Вот и пытайтесь рассказать им что-нибудь, этим русским детям, хотя бы даже и сиротам. Они посягают на то, чтобы изменять сказки. Ни одному финскому ребенку на моей памяти не приходило такое в голову. Все они принимали сказки такими, какими их им преподносили, никогда не подвергая сомнению того, что в них содержалось. А эти не признавали неприкосновенности сказки. Но если они не признавали неприкосновенности сказки, то, пойдя во вкус того, они могли в один прекрасный день не признать многие другие вещи, установленные людьми на протяжении столетий. Да, трудно это угадать, конечно, бог с ними, но, пожалуй, у меня еще не могло быть в жизни таких дочерей.
Пока я пытался это установить, к воротам сада подъехала грузовая машина и остановилась, громыхнув пустыми бидонами. В кузове машины сидели женщины, одетые в белые халаты. Одна из них позвала:
— Валя! Наташа!
Но она могла бы и не звать, потому что к машине уже неслись выскочившие из дома Арви Сайтури две девочки лет по шестнадцати, тоже одетые в белые халатики. Вспомнив про незаконченный разговор, я спросил воспитательницу, имея в виду этих девочек:
— Вы сказали, что они сами вырастили по три коровы из телят. А откуда у них взялись телята?
Она ответила:
— По правде сказать, откуда взялись, там и остались: в колхозном стаде.
— Значит, они не собственные?
— Почему же? Очень даже собственные. Они за ними ухаживают, они их кормят, поят. И судьбу их решают они же. Понимаете?
— Не особенно, простите в доверии.
— А вы бы съездили с ними на пастбище да убедились в этом собственными глазами. Там, на месте, все нагляднее вам представится. Хотите? — И, не дожидаясь моего ответа, она крикнула в сторону машины: — Подождите, девушки, минутку! Возьмите с собой гостя нашего!
И они взяли меня на отдаленную луговину, занявшую между холмами и оврагами несколько квадратных километров. И там я спросил у женщины, принимавшей в бидоны надоенное молоко, насчет этих же девочек. Она ответила то же самое:
— Да, это ихние коровы. А то чьи же? Они их выпестовали.
Я сказал:
— Значит, они могут их продать, если захотят?
Она удивилась:
— А за каким лешим стали бы они продавать колхозных коров?
— Значит, это все-таки колхозные коровы?
— Колхозные.
— И колхоз может их продать, если захочет?
— Как так продать?

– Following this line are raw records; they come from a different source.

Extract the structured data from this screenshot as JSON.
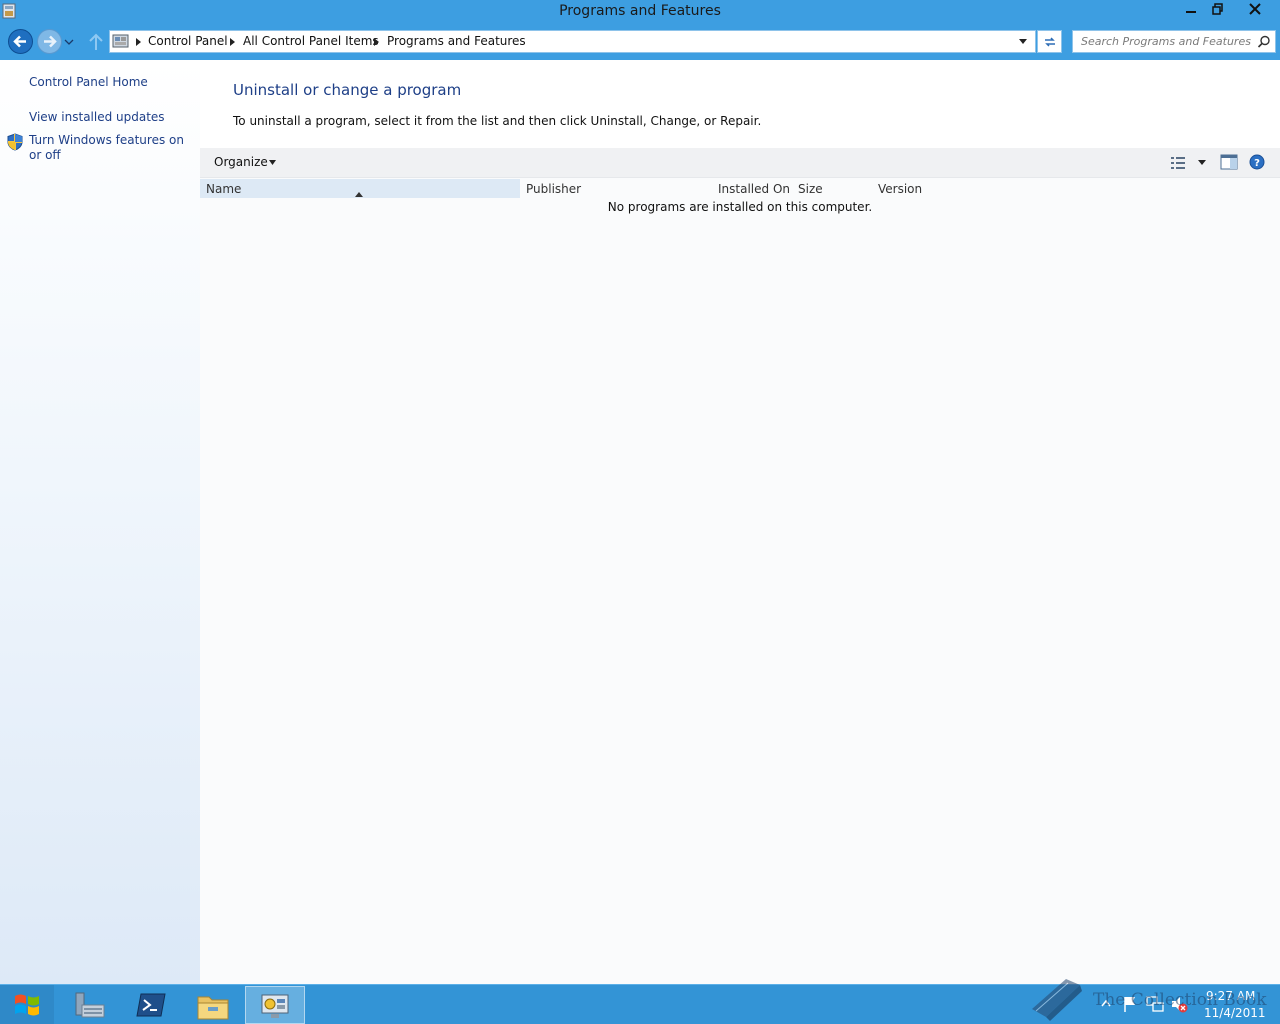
{
  "window": {
    "title": "Programs and Features"
  },
  "navigation": {
    "breadcrumbs": [
      "Control Panel",
      "All Control Panel Items",
      "Programs and Features"
    ],
    "search_placeholder": "Search Programs and Features"
  },
  "left_pane": {
    "home_link": "Control Panel Home",
    "links": [
      "View installed updates",
      "Turn Windows features on or off"
    ]
  },
  "main": {
    "title": "Uninstall or change a program",
    "description": "To uninstall a program, select it from the list and then click Uninstall, Change, or Repair.",
    "toolbar": {
      "organize_label": "Organize"
    },
    "columns": [
      "Name",
      "Publisher",
      "Installed On",
      "Size",
      "Version"
    ],
    "sorted_column": "Name",
    "empty_message": "No programs are installed on this computer."
  },
  "taskbar": {
    "clock_time": "9:27 AM",
    "clock_date": "11/4/2011"
  },
  "watermark": {
    "text": "The Collection Book"
  },
  "colors": {
    "titlebar": "#3d9ee1",
    "link": "#1e3f87",
    "taskbar": "#3394d6"
  },
  "icons": [
    "app-icon",
    "minimize-icon",
    "maximize-icon",
    "close-icon",
    "back-arrow-icon",
    "forward-arrow-icon",
    "recent-pages-icon",
    "up-arrow-icon",
    "control-panel-icon",
    "dropdown-arrow-icon",
    "refresh-icon",
    "search-icon",
    "shield-icon",
    "view-options-icon",
    "preview-pane-icon",
    "help-icon",
    "windows-logo-icon",
    "server-manager-icon",
    "powershell-icon",
    "file-explorer-icon",
    "control-panel-taskbar-icon",
    "flag-icon",
    "network-icon",
    "volume-icon",
    "book-icon"
  ]
}
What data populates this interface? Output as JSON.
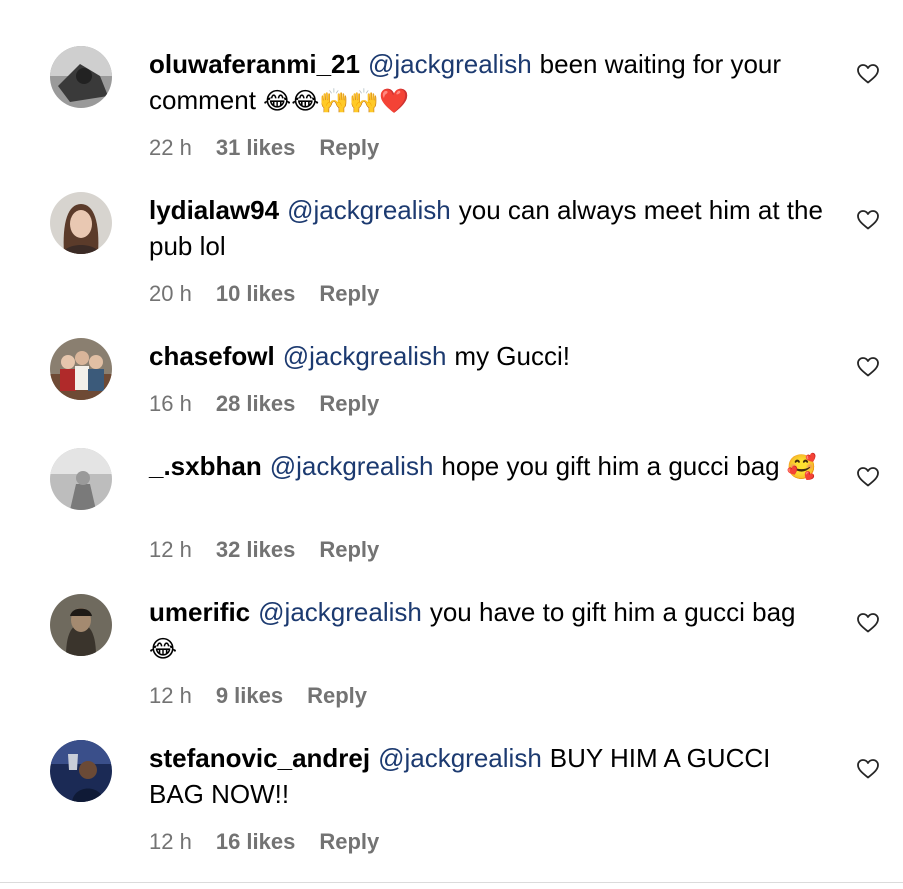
{
  "comments": [
    {
      "username": "oluwaferanmi_21",
      "mention": "@jackgrealish",
      "text": "been waiting for your comment",
      "emoji": "😂😂🙌🙌❤️",
      "time": "22 h",
      "likes": "31 likes",
      "reply": "Reply"
    },
    {
      "username": "lydialaw94",
      "mention": "@jackgrealish",
      "text": "you can always meet him at the pub lol",
      "emoji": "",
      "time": "20 h",
      "likes": "10 likes",
      "reply": "Reply"
    },
    {
      "username": "chasefowl",
      "mention": "@jackgrealish",
      "text": "my Gucci!",
      "emoji": "",
      "time": "16 h",
      "likes": "28 likes",
      "reply": "Reply"
    },
    {
      "username": "_.sxbhan",
      "mention": "@jackgrealish",
      "text": "hope you gift him a gucci bag",
      "emoji": "🥰",
      "time": "12 h",
      "likes": "32 likes",
      "reply": "Reply"
    },
    {
      "username": "umerific",
      "mention": "@jackgrealish",
      "text": "you have to gift him a gucci bag",
      "emoji": "😂",
      "time": "12 h",
      "likes": "9 likes",
      "reply": "Reply"
    },
    {
      "username": "stefanovic_andrej",
      "mention": "@jackgrealish",
      "text": "BUY HIM A GUCCI BAG NOW!!",
      "emoji": "",
      "time": "12 h",
      "likes": "16 likes",
      "reply": "Reply"
    }
  ],
  "icons": {
    "like": "heart-outline-icon"
  }
}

Да разве эти девочки позволят своих коров продать?
— Но ведь коровы колхозные, вы сказали. И молоко от них, наверно, поступает в колхоз, а не девочкам.
— Правильно. А на что девочкам столько молока? Им дай бог по литру в день выпить, да и то в летнюю жару.
— Может быть, им деньги отдают за это молоко?
— А на что им деньги? У них и так все есть.
— Но деньги могут им потом пригодиться, когда они хозяйками станут.
— И тогда тоже у них всего будет вдоволь.
— А коров они себе заберут, когда хозяйками станут?
— Да на что им по три коровы-ти? По одной возьмут — и ладно. Да и то возьмут ли. Колхозное молоко скоро наладим отпускать всем по потребности.
— Но если они не возьмут в свое хозяйство коров, то у них уже не будет коров. А чтобы корова приносила хозяйству доход, она должна быть в хозяйстве.
— Ну дак что. Без дохода они не останутся. Колхозу доход и им доход.
— Значит, это общий доход?
— А то как же!
— Спасибо. Теперь я понял.
— Еще бы не понять. Арифметика простая.
Я вздохнул и еще некоторое время полюбовался девочками, хлопотавшими среди других женщин возле своих коров. Обходились они с коровами ласково, и те, как видно, были настроены к ним вполне дружелюбно. Да, могли быть и у меня тоже такие доченьки, такие же ласковые к животным. Но смог ли бы я обзавестись коровами, чтобы они могли применить к ним ласку, — это другой вопрос.
Окинув еще раз взглядом хлебные и картофельные холмы, окружавшие эту богатую травянистую равнину, я отправился на пристань. А куда мне иначе было отправляться? Все было для меня теперь окончательно и преокончательно ясно, что касалось их колхозов. Больше нечем было дополнять мои сведения о них. Я знал их насквозь.